ON DEMOCRACY AND RELIGION, 22 02 07: the subject of an evening talk given by Professor Ronald Dworkin at the London Review of Books bookshop in London last month. Professor Ronald Dworkin is an authority. “The point of political debate is to argue”, he says, and he holds us in thrall for nearly ninety minutes.

He is a master of every move. It is like a chessboard, and the Grand Master of Jurisprudence is moving all the various pieces, demonstrating his skills. About the limits of law in either a secular or a religious society, he is equally skilled with the black or the white pieces. Within the bounds of our shared imaginations, those rules of tolerance that govern how we conduct debate in our common political world, we know that whatever move we make, whatever way we might choose to argue, we will be defeated by him.

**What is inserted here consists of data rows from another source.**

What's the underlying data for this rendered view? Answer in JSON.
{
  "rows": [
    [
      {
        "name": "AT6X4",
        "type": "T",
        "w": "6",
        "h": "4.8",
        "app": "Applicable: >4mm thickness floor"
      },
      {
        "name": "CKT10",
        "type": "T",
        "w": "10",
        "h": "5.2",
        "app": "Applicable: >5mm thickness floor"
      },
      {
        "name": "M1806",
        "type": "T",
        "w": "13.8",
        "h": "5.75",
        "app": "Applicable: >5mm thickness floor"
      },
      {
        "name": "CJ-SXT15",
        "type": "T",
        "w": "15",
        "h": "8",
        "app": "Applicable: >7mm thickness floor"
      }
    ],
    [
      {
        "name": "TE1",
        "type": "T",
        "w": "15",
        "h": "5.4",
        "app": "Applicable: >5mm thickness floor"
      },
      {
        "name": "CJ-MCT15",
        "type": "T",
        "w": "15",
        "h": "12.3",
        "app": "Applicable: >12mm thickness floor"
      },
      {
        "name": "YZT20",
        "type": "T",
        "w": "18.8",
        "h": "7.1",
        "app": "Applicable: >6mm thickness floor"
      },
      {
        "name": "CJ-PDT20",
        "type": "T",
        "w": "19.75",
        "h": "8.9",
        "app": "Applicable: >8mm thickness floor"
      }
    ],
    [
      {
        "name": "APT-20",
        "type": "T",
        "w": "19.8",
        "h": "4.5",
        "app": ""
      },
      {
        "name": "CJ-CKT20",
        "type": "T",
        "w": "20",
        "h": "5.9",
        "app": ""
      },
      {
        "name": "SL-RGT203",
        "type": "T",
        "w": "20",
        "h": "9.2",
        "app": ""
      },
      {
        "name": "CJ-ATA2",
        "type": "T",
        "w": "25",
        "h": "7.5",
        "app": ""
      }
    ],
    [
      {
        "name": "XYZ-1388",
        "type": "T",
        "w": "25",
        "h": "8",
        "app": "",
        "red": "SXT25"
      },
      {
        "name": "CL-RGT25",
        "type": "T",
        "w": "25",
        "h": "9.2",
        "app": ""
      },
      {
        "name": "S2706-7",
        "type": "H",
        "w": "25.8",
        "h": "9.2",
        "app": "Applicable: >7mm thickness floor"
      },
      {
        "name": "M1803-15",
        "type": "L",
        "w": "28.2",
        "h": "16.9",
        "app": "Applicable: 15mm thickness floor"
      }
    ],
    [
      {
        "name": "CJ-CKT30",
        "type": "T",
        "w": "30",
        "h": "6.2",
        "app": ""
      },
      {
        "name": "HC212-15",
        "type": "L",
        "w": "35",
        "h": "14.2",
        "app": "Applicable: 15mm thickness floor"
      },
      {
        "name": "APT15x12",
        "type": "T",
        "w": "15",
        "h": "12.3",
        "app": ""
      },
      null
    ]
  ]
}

My attention begins to wander. I dream of the Atlantic Ocean…

…“You are wrong," the grand master is saying. It is late on and the Grand Master has been showing us the moves for the ‘End Game’: at the limits of toleration, what to do when the fundamentalist (whether of the black or white, the holocaust denier, or the suicide bomber) puts the extreme view. "Should we we say, ‘Ultimately I respect your viewpoint, even though I profoundly disagree with it’ ?”, somebody is asking in the audience.

“No”, the Grand Master of Jurisprudence replies, “you must say to the person – ‘you are wrong’ ”.

My attention is suddenly back in the room. I notice one side of the Grand Master’s mouth is beginning to droop with age. At the edge of the chess board the ‘Greek Key’ mosaic decoration of marble tessarae is being invaded by the motion of the sea, rain storms and the wind shifting sands, and they say that once the mosaic pattern is lost there is no longer protection from the invasion of ghosts.

I feel my heart rate quickening. In an instant and without any warning, the Grand Master has lead us off the sixty four black and white squares of the board into a wilderness where desert tribes roam, and where the Rule of Law includes those that apply to the vendetta, the Blood Laws, and all those ancient customs and laws that accompany the constant state of war that exists between our tribes, even between yours and mine. Here there is danger. Here at any moment the sword that belongs to he who is not my brother or she who is not my sister, may fall upon my neck, or dagger be thrust into my chest.